Good People Management Practices

     On "responsibility" and "responsiveness", I cannot emphasise more the importance of "socially responsible" and "responsive" people management. We all know that "pay" matters, but "pay" alone is not enough.  After all, we all work to live and not live to work.  To help employees achieve work-life balance, more and more employers have responded to the family needs of their staff and implemented various family-friendly employment practices.  A family-friendly workplace is a higher-performing organisation as it can better attract and retain talent, boost staff morale and minimise staff turnover.  

     The Labour Department has been encouraging employers to adopt good people management with a view to fostering harmonious labour relations. Family-friendly employment practices are one kind of employee-oriented good people management measure to help employees balance the responsibilities of their work and family.  Family-friendly employment practices generally include granting special leave to meet employees' family needs, adopting flexible work arrangements and providing living support to employees and their family.

     Take paternity leave as an example.  A short period of leave taken by a male employee around the time of birth of his child can provide an opportunity for a father to nurture his infant and support the new mother with the many physical and emotional demands related to childbirth and caring for newborns.  When the employees' needs to take care of their families are relieved, they can work wholeheartedly, thus enhancing their loyalty, productivity and work performance.  Top management support together with direct and frank communication between employers and employees are essential to the implementation of family-friendly employment practices and the gradual establishment of a family-friendly corporate culture.  

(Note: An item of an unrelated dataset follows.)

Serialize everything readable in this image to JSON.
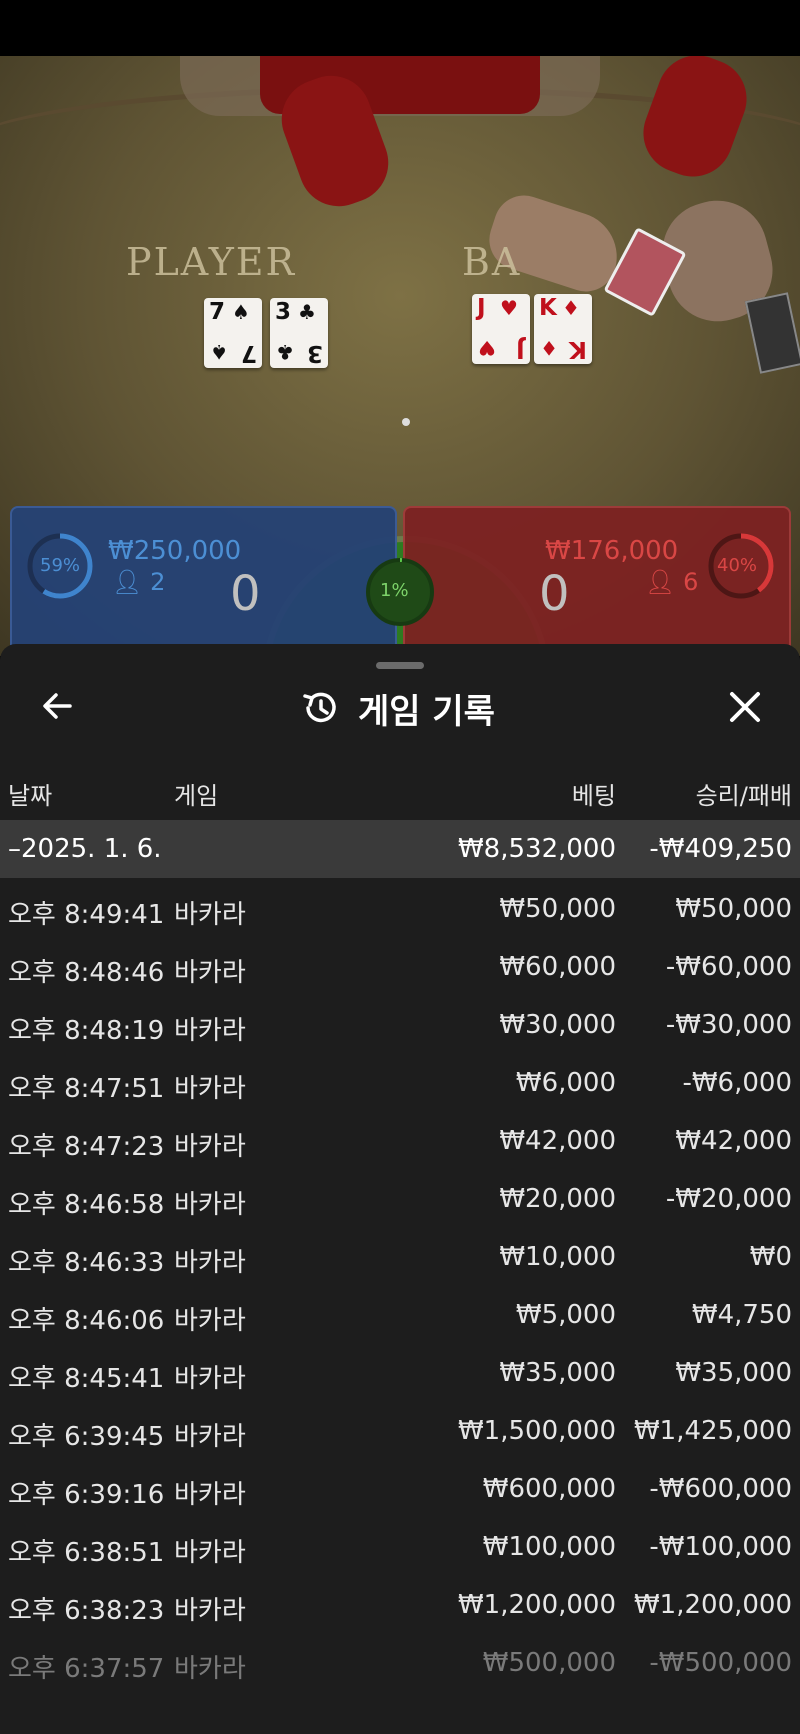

     Apart from the continuing promotion of good people management and family-friendly employment practices through our network of tripartite committees and human resources managers clubs formed in different trades and industries, various exhibitions, talks and seminars, the Labour Department published a booklet last year and produced a video in January this year both featuring successful real-life examples that demonstrate exemplary family-friendly practices so as to deepen public understanding on the subject and encourage wider adoption of such practices.  

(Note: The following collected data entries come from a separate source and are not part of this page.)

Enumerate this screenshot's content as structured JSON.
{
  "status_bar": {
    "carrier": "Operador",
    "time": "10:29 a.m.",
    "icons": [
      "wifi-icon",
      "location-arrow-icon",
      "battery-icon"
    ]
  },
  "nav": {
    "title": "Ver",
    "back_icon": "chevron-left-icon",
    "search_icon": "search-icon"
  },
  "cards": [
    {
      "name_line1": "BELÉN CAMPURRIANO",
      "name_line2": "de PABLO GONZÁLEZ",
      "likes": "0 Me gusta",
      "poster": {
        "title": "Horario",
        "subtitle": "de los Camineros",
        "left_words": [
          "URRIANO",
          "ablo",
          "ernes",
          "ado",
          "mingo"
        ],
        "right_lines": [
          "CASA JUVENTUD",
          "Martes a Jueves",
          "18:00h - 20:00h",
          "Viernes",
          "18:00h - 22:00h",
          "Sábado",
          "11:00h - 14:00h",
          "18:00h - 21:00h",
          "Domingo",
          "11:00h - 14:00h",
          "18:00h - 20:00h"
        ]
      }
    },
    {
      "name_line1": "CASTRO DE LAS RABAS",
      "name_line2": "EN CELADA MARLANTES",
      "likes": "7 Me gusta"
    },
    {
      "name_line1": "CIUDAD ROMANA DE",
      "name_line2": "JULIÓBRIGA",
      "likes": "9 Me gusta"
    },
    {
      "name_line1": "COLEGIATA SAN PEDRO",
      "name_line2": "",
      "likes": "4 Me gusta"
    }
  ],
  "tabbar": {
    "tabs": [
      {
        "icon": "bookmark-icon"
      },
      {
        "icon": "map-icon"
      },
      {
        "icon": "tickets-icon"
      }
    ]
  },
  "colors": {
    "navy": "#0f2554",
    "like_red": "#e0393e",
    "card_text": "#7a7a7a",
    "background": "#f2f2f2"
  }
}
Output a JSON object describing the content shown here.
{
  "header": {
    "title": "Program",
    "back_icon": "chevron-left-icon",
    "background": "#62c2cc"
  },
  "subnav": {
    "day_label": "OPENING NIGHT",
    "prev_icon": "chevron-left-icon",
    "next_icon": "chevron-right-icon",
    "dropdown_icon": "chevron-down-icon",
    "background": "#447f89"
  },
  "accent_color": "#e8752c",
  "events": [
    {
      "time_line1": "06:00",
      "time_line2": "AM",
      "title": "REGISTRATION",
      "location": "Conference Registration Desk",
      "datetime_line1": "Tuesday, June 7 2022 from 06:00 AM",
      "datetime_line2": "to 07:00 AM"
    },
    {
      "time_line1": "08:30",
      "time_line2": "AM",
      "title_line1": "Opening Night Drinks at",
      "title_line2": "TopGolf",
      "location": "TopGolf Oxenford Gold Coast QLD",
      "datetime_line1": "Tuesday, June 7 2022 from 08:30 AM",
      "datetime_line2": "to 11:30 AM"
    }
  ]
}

     I am sure that with a "human" touch and by adopting "human-oriented" and "responsible" people management strategies, a "harmonious" and, of course, "resilient" corporate culture will set in and provide an enterprise with a strong competitive edge in the long run.

     Before I conclude, allow me to solicit your support of the package of proposals on the methods for selecting the Chief Executive and for forming LegCo in 2012 announced by the Government yesterday.

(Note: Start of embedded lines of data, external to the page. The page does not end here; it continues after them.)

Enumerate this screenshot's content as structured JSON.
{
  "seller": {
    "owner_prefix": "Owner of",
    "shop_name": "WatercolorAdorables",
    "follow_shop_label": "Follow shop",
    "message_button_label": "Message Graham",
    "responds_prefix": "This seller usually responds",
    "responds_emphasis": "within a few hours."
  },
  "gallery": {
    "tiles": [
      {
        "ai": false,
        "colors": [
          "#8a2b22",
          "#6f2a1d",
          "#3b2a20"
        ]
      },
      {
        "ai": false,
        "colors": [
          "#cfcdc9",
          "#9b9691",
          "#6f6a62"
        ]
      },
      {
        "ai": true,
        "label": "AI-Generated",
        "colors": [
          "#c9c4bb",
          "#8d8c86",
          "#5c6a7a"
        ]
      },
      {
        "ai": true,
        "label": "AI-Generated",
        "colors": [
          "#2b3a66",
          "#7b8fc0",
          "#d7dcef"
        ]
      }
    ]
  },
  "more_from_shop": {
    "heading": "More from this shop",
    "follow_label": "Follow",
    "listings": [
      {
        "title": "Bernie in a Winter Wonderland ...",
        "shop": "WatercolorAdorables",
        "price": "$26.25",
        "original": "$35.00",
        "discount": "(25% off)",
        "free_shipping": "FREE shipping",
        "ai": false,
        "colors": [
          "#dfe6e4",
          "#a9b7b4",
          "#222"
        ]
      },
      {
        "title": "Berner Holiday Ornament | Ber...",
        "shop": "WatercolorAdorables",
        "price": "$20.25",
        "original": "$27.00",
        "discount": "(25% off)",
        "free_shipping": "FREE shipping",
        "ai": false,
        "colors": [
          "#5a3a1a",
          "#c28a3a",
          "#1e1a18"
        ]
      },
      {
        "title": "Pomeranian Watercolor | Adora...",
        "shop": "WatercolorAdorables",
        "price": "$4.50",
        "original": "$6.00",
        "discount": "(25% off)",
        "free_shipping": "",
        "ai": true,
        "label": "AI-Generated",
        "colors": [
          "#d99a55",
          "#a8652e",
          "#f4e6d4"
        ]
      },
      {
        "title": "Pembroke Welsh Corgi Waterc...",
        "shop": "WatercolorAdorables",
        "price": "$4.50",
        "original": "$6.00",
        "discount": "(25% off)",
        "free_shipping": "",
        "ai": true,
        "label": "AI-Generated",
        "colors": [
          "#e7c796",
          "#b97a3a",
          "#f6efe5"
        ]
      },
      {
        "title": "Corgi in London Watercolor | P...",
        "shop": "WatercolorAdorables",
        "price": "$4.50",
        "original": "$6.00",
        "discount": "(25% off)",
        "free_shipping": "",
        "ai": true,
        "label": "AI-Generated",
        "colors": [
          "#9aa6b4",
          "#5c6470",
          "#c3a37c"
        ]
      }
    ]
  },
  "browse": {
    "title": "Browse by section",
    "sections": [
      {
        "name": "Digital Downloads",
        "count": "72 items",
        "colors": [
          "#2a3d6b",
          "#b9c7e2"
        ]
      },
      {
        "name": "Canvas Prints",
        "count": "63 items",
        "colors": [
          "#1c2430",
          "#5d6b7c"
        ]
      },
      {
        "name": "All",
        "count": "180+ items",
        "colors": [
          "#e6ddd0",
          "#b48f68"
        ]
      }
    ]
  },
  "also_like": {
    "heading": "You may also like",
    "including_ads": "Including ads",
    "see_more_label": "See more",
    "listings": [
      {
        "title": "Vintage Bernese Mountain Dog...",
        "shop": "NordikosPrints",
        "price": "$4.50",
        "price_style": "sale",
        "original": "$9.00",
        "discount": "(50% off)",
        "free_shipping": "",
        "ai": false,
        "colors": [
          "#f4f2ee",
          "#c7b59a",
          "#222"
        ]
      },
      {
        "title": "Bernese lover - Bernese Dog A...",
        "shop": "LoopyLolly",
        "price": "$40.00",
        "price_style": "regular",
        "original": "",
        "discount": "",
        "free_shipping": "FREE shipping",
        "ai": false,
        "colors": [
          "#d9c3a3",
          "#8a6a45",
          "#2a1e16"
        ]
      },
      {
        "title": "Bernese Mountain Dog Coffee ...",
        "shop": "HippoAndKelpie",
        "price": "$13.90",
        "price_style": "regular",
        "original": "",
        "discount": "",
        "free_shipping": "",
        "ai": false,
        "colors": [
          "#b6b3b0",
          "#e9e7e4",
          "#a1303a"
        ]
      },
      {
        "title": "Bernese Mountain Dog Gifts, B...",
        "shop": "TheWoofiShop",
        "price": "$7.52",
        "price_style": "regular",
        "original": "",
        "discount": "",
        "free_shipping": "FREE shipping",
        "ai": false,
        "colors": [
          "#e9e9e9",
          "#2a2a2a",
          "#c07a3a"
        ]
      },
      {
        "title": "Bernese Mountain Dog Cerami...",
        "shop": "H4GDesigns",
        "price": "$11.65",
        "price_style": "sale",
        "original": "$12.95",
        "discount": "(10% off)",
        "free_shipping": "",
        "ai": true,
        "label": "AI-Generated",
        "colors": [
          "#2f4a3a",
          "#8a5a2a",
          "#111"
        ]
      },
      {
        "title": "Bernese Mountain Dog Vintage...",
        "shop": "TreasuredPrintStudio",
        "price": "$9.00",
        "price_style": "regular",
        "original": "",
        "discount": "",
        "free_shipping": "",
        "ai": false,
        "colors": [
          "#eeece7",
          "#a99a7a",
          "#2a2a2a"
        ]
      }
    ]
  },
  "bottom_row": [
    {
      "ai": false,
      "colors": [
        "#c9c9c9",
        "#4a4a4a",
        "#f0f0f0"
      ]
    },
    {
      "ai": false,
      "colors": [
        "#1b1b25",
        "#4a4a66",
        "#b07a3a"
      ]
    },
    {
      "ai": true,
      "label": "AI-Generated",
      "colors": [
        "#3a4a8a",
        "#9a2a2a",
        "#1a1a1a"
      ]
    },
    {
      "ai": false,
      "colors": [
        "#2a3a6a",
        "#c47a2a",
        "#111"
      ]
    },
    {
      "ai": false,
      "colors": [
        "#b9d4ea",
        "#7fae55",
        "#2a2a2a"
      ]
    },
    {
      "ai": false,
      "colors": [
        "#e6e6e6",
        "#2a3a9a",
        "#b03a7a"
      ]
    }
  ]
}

     In formulating this proposed package, we have considered fully the views of the public, different sectors of the community and also responded to some aspirations of the public and political parties of LegCo raised during the consultation period.

     The mainstream view remains that constitutional development should roll forward in 2012 in order to pave the way for universal suffrage. If the proposed package can gain the support of the people of Hong Kong and LegCo, the democratic progress of Hong Kong can move forward and pave the way for determining the universal suffrage models for 2017 and 2020.

      May I close by congratulating HKIHRM warmly once again on its outstanding achievements and wish the institute and all of you continued success in the many years to come.  Thank you.